Der sächsische Kultusminister und Chef der CDU-Bildungskommission, Roland Wöller, will neben dem Gymnasium nur noch eine weiterführende Schule - die Oberschule - einführen. Unter ihr könne die Hauptschule eingeglieder werden, die heute fast nur als "Restschule" betrachtet werde, so Wöller.

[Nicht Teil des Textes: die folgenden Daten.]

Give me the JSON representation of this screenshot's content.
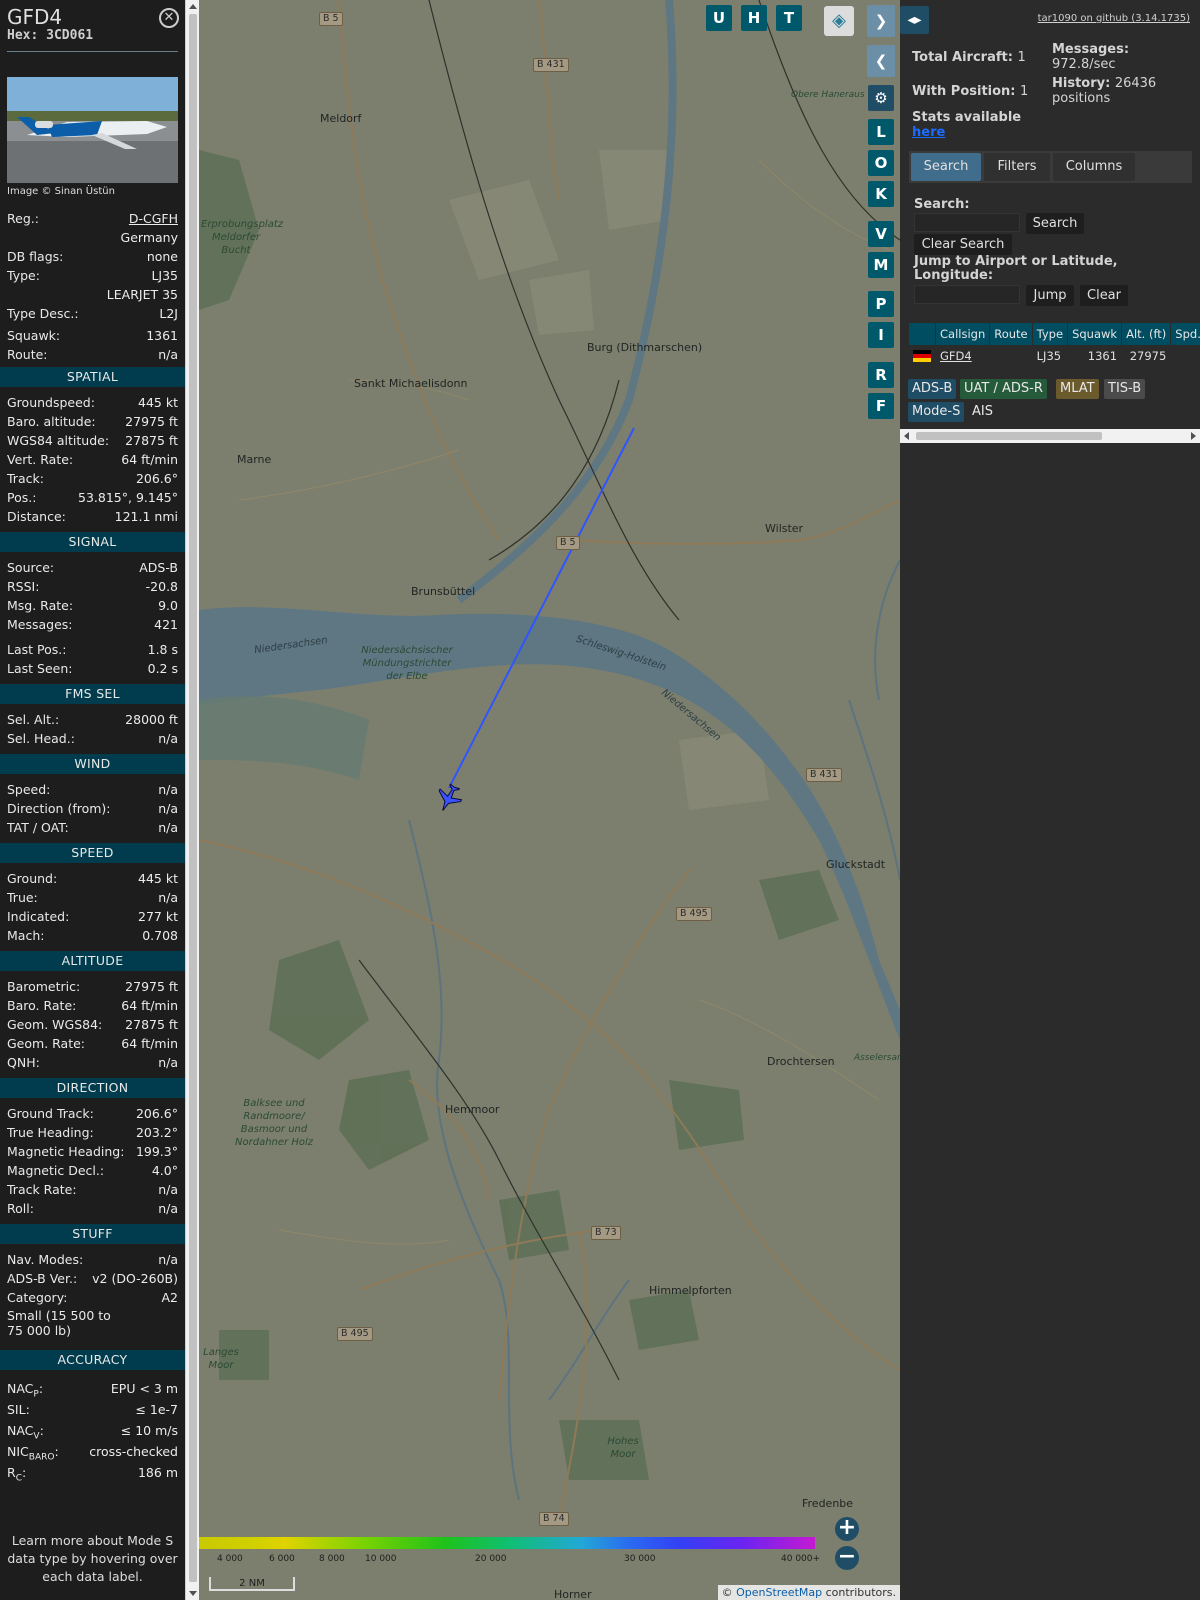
{
  "info": {
    "callsign": "GFD4",
    "hex_label": "Hex:",
    "hex": "3CD061",
    "photo_credit": "Image © Sinan Üstün",
    "rows_top": [
      {
        "label": "Reg.:",
        "value": "D-CGFH"
      },
      {
        "label": "",
        "value": "Germany"
      },
      {
        "label": "DB flags:",
        "value": "none"
      },
      {
        "label": "Type:",
        "value": "LJ35"
      },
      {
        "label": "",
        "value": "LEARJET 35"
      },
      {
        "label": "Type Desc.:",
        "value": "L2J"
      },
      {
        "label": "Squawk:",
        "value": "1361"
      },
      {
        "label": "Route:",
        "value": "n/a"
      }
    ],
    "sections": [
      {
        "title": "SPATIAL",
        "rows": [
          {
            "label": "Groundspeed:",
            "value": "445 kt"
          },
          {
            "label": "Baro. altitude:",
            "value": "27975 ft"
          },
          {
            "label": "WGS84 altitude:",
            "value": "27875 ft"
          },
          {
            "label": "Vert. Rate:",
            "value": "64 ft/min"
          },
          {
            "label": "Track:",
            "value": "206.6°"
          },
          {
            "label": "Pos.:",
            "value": "53.815°, 9.145°"
          },
          {
            "label": "Distance:",
            "value": "121.1 nmi"
          }
        ]
      },
      {
        "title": "SIGNAL",
        "rows": [
          {
            "label": "Source:",
            "value": "ADS-B"
          },
          {
            "label": "RSSI:",
            "value": "-20.8"
          },
          {
            "label": "Msg. Rate:",
            "value": "9.0"
          },
          {
            "label": "Messages:",
            "value": "421"
          },
          {
            "label": "Last Pos.:",
            "value": "1.8 s"
          },
          {
            "label": "Last Seen:",
            "value": "0.2 s"
          }
        ]
      },
      {
        "title": "FMS SEL",
        "rows": [
          {
            "label": "Sel. Alt.:",
            "value": "28000 ft"
          },
          {
            "label": "Sel. Head.:",
            "value": "n/a"
          }
        ]
      },
      {
        "title": "WIND",
        "rows": [
          {
            "label": "Speed:",
            "value": "n/a"
          },
          {
            "label": "Direction (from):",
            "value": "n/a"
          },
          {
            "label": "TAT / OAT:",
            "value": "n/a"
          }
        ]
      },
      {
        "title": "SPEED",
        "rows": [
          {
            "label": "Ground:",
            "value": "445 kt"
          },
          {
            "label": "True:",
            "value": "n/a"
          },
          {
            "label": "Indicated:",
            "value": "277 kt"
          },
          {
            "label": "Mach:",
            "value": "0.708"
          }
        ]
      },
      {
        "title": "ALTITUDE",
        "rows": [
          {
            "label": "Barometric:",
            "value": "27975 ft"
          },
          {
            "label": "Baro. Rate:",
            "value": "64 ft/min"
          },
          {
            "label": "Geom. WGS84:",
            "value": "27875 ft"
          },
          {
            "label": "Geom. Rate:",
            "value": "64 ft/min"
          },
          {
            "label": "QNH:",
            "value": "n/a"
          }
        ]
      },
      {
        "title": "DIRECTION",
        "rows": [
          {
            "label": "Ground Track:",
            "value": "206.6°"
          },
          {
            "label": "True Heading:",
            "value": "203.2°"
          },
          {
            "label": "Magnetic Heading:",
            "value": "199.3°"
          },
          {
            "label": "Magnetic Decl.:",
            "value": "4.0°"
          },
          {
            "label": "Track Rate:",
            "value": "n/a"
          },
          {
            "label": "Roll:",
            "value": "n/a"
          }
        ]
      },
      {
        "title": "STUFF",
        "rows": [
          {
            "label": "Nav. Modes:",
            "value": "n/a"
          },
          {
            "label": "ADS-B Ver.:",
            "value": "v2 (DO-260B)"
          },
          {
            "label": "Category:",
            "value": "A2"
          }
        ]
      },
      {
        "title": "ACCURACY",
        "rows": []
      }
    ],
    "category_desc": "Small (15 500 to 75 000 lb)",
    "accuracy": [
      {
        "label": "NAC",
        "sub": "P",
        "value": "EPU < 3 m"
      },
      {
        "label": "SIL:",
        "sub": "",
        "value": "≤ 1e-7"
      },
      {
        "label": "NAC",
        "sub": "V",
        "value": "≤ 10 m/s"
      },
      {
        "label": "NIC",
        "sub": "BARO",
        "value": "cross-checked"
      },
      {
        "label": "R",
        "sub": "C",
        "value": "186 m"
      }
    ],
    "footer": "Learn more about Mode S data type by hovering over each data label."
  },
  "map": {
    "buttons": [
      "U",
      "H",
      "T"
    ],
    "side_buttons": [
      "L",
      "O",
      "K",
      "V",
      "M",
      "P",
      "I",
      "R",
      "F"
    ],
    "places": [
      {
        "name": "Meldorf"
      },
      {
        "name": "Burg (Dithmarschen)"
      },
      {
        "name": "Sankt Michaelisdonn"
      },
      {
        "name": "Marne"
      },
      {
        "name": "Wilster"
      },
      {
        "name": "Brunsbüttel"
      },
      {
        "name": "Gluckstadt"
      },
      {
        "name": "Drochtersen"
      },
      {
        "name": "Hemmoor"
      },
      {
        "name": "Himmelpforten"
      },
      {
        "name": "Fredenbe"
      },
      {
        "name": "Obere Haneraus"
      },
      {
        "name": "Asselersand"
      },
      {
        "name": "Horner"
      }
    ],
    "nature": [
      {
        "name": "Erprobungsplatz Meldorfer Bucht"
      },
      {
        "name": "Niedersächsischer Mündungstrichter der Elbe"
      },
      {
        "name": "Balksee und Randmoore/ Basmoor und Nordahner Holz"
      },
      {
        "name": "Langes Moor"
      },
      {
        "name": "Hohes Moor"
      }
    ],
    "water_labels": [
      "Niedersachsen",
      "Schleswig-Holstein",
      "Niedersachsen"
    ],
    "roads": [
      "B 5",
      "B 431",
      "B 5",
      "B 431",
      "B 495",
      "B 73",
      "B 495",
      "B 74"
    ],
    "altitude_legend": [
      "4 000",
      "6 000",
      "8 000",
      "10 000",
      "20 000",
      "30 000",
      "40 000+"
    ],
    "scale": "2 NM",
    "attribution_prefix": "© ",
    "attribution_link": "OpenStreetMap",
    "attribution_suffix": " contributors."
  },
  "right": {
    "github": "tar1090 on github (3.14.1735)",
    "total_aircraft_label": "Total Aircraft:",
    "total_aircraft": "1",
    "with_position_label": "With Position:",
    "with_position": "1",
    "stats_label": "Stats available",
    "stats_link": "here",
    "messages_label": "Messages:",
    "messages": "972.8/sec",
    "history_label": "History:",
    "history": "26436 positions",
    "tabs": [
      "Search",
      "Filters",
      "Columns"
    ],
    "search_label": "Search:",
    "search_value": "",
    "search_button": "Search",
    "clear_search_button": "Clear Search",
    "jump_label": "Jump to Airport or Latitude, Longitude:",
    "jump_value": "",
    "jump_button": "Jump",
    "clear_button": "Clear",
    "table": {
      "headers": [
        "",
        "Callsign",
        "Route",
        "Type",
        "Squawk",
        "Alt. (ft)",
        "Spd."
      ],
      "rows": [
        {
          "callsign": "GFD4",
          "route": "",
          "type": "LJ35",
          "squawk": "1361",
          "alt": "27975",
          "spd": ""
        }
      ]
    },
    "source_chips": [
      "ADS-B",
      "UAT / ADS-R",
      "MLAT",
      "TIS-B",
      "Mode-S",
      "AIS"
    ],
    "colors": {
      "accent": "#004d61",
      "adsb": "#1f4d66",
      "uat": "#255b3a",
      "mlat": "#6b5a2c",
      "tisb": "#4b4b4b",
      "modes": "#1f4d66"
    }
  }
}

Roland Wöller im Gespräch mit Kate Maleike | 23.05.2011
    Kate Maleike: Aus drei sollen zwei werden: Statt wie bisher dreigliedrig sollen die weiterführenden Schulen in Deutschland künftig nur noch aus zwei Gliedern bestehen: aus Gymnasien und aus einer neu zu gründenden Oberschule. Das zumindest schwebt der CDU-Bildungskommission vor, die im Auftrag der Bundeskanzlerin gerade Reformgedanken für die Bildungsrepublik spinnt. Einige Bundesländer setzen ja bereits auf diese Zweierregelung, mit Erfolg, findet die Kommission und fordert deshalb, dies auch bundesweit so einzurichten. Außerdem soll eine Exzellenzinitiative für die Lehrerausbildung gestartet werden. Der sächsische Kultusminister Roland Wöller sitzt der CDU-Bildungskommission vor. Frage an ihn: Wollen Sie das dreigliedrige Schulsystem von Gymnasium, Realschule und Hauptschule in Deutschland endgültig in die Rente schicken?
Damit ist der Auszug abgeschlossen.